“Personality and jewellery will conquer everything;” said Zandra Rhodes and now it has. Queen Elizabeth has bestowed one of her highest honours, a damehood, on the British fashion and textile designer.
Rhodes received the title, equivalent to a knighthood, as part of the annual Queen’s Birthday Honours.
Dame Zandra Rhodes (photo – Katherine Rose)
The Queen’s Birthday Celebrations: Duchess of Cornwall, Prince Charles, Princess Eugenie, Sophie, the Duchess of Wessex, Prince Phillip, Prince Edward, Prince Harry, Kate, Duchess of Cambridge and Prince William (photo – Lefteris Pitarakis/AP/Press Association Images)
Rhodes, born in Chatham Kent in 1940, is the daughter of a fashion instructor and graduated from The Royal College of Art in 1964. In 1968 whilst lecturing at art college, she opened The Fulham Road Clothes Shop in Chelsea with Sylvia Ayton.
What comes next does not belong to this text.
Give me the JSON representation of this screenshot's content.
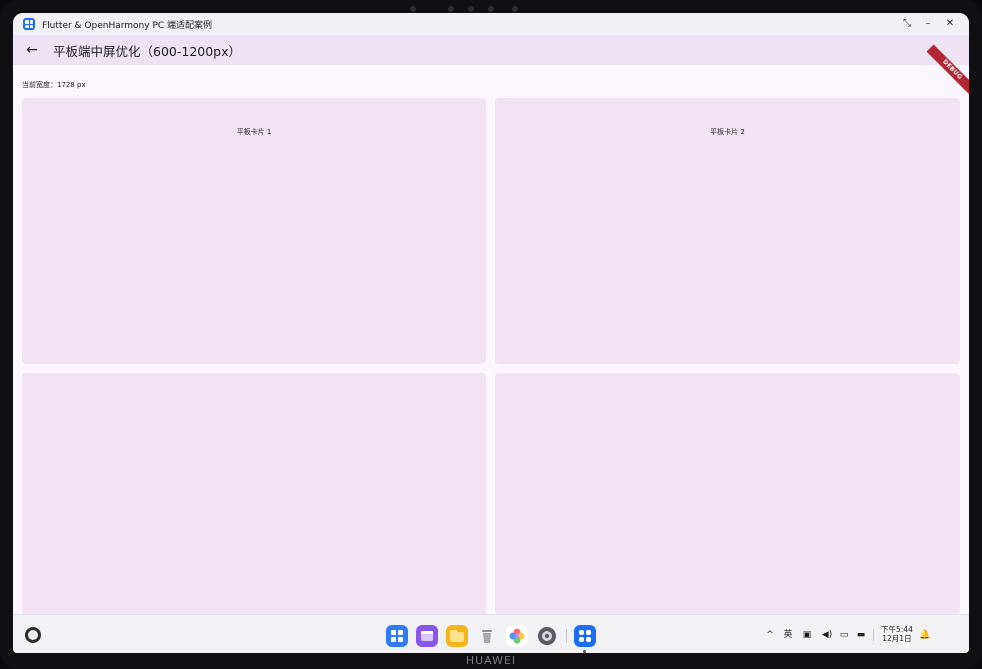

She set up on her own and designed her first collection in 1969.
Considered too outrageous by traditional British manufacturers she took her designs to New York where Diana Vreeland featured it in American Vogue.
On the cover of Suitcase magazine.
Famous for her vivid prints and colourful hair, she is considered a pillar of Sixties and Seventies British fashion. Having kept samples of all her work she founded the Textile and Fashion Museum in Bermondsey in 2003.
She has designed for the rich and famous, actors and royalty including Diana, Princess of Wales, Elizabeth Taylor, Jackie Onassis, Freddy Mercury, Kylie Minogue, Paris Hilton, Bianca Jagger and Anastasia.
Raising Cancer Awareness (photo- Jeremy Selwyn)
Known as “The Princess of Punk” Zandra has won many awards throughout her career including ” Designer of the Year” in 1972. She was made Commander of the British Empire in 1997 and holds nine Honorary Doctorates from Universities in the USA and UK.
Rhodes lost her mother to cancer and supports Mayor Boris Johnson as Breast Cancer “ambassador” to raise awareness of the devastating disease.
Masterful combining of colour and design. (photo – Advanced Style)
Honoured with her was Hilary Mantel, author of celebrated Tudor-era novels “Bring Up The Bodies” and “Wolf Hall.”
Angelina Jolie, though not a British citizen, was made an honorary dame for her work toward eradicating sexual violence worldwide.